Asghar is a chemical engineering major, with a focus on energy. He wants to work in research and development, particularly with renewable energy options. And he wants to do it in Pakistan.
“Right now I’m interested in any job in the field but given the future, and the need to come up with alternatives to fossil fuels, I’d like to work on renewable energy,” Asghar says. “The switch won’t happen overnight. We need to start with clean energy and then move more toward renewable.” According to U.S. government statistics, 64 percent of Pakistan’s energy comes from fossil fuels, with 27 percent coming from hydropower and 9 percent from renewables and nuclear power.
During his time at UNH, Asghar has served as a mentor at the student-run Makerspace, a place where students have access to such tools as 3-D printers, a laser cutter/engraver, and software programs, among others, that they can use to bring their ideas into being. He also works at Philbrick’s Dining Hall and as a freelance photographer for the College of Engineering and Physical Sciences. Asghar is past-president of the UNH Photography Society.
“Right now I’m interested in any job in the field but given the future, and the need to come up with alternatives to fossil fuels, I’d like to work on renewable energy."
In 2019, Asghar completed an internship with SMARTwheel, makers of an intelligent steering wheel cover that helps prevent distracted driving. “It was a great experience,” Asghar says. “It was the kind of research and development work I like to do.” UNH’s research reputation and its facilities were factors in choosing to attend, Asghar says, noting he had applied to other schools.
When he started at UNH, he arrived a week early so he could get settled. Relatives from Chicago helped him with the move.
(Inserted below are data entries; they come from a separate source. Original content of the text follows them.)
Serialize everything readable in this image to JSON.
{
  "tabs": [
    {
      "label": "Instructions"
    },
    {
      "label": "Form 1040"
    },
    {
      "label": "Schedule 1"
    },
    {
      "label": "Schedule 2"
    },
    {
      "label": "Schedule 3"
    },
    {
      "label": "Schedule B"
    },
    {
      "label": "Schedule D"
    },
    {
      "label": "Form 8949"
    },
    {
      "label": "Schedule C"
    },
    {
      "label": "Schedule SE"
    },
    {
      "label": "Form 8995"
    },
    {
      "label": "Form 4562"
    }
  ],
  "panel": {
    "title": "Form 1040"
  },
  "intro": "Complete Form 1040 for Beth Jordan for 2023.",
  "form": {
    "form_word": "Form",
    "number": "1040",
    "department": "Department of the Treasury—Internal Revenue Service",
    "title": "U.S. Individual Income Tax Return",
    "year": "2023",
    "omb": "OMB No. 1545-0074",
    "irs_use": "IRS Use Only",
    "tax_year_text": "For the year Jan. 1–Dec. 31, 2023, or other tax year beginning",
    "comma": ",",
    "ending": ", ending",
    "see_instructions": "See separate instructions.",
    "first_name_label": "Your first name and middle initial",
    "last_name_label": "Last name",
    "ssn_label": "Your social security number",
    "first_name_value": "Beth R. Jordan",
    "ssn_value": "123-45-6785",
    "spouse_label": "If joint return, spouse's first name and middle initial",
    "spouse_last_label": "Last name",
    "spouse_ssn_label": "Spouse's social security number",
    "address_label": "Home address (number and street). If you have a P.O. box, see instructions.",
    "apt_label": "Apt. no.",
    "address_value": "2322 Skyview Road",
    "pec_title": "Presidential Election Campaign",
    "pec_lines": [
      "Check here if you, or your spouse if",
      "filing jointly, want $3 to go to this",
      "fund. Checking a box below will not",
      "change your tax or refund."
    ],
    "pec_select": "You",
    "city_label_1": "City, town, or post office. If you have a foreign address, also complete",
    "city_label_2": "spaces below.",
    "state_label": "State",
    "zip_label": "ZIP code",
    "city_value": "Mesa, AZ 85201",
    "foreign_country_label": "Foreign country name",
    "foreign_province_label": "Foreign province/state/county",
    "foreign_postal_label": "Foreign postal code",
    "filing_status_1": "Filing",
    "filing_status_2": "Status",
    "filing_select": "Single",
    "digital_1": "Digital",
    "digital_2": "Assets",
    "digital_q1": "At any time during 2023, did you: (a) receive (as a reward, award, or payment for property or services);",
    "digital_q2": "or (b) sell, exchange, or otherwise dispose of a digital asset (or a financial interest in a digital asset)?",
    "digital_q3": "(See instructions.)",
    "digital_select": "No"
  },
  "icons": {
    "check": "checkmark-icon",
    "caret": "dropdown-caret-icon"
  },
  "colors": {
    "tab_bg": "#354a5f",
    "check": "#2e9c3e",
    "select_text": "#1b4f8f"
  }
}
"After the first few days I started meeting people. It was interesting — I’m used to eating lunch and dinner later but when I’d walk out of my room at 8 o’clock at night, expecting things to be lively, it was so quiet,” Asghar says.
“Going to school here has definitely been different but it’s been great in so many ways,” he says. “Especially being on my own. I’ve picked up how to cook, I’m definitely more responsible and I’ve done some interesting things; when I was a sophomore, I went to church on Easter with a friend. And I’ve met a lot of people.”
His focus now has shifted to after graduation, to going home and finding a job. But he is open to anything that will help get him started. During a recent UNH career and internship fair, he talked with representatives from Fuji Films, and found their work interesting.
“They have some cool internships,” Asghar says. “I’d like to get a job but at this point, I’m keeping my options open.”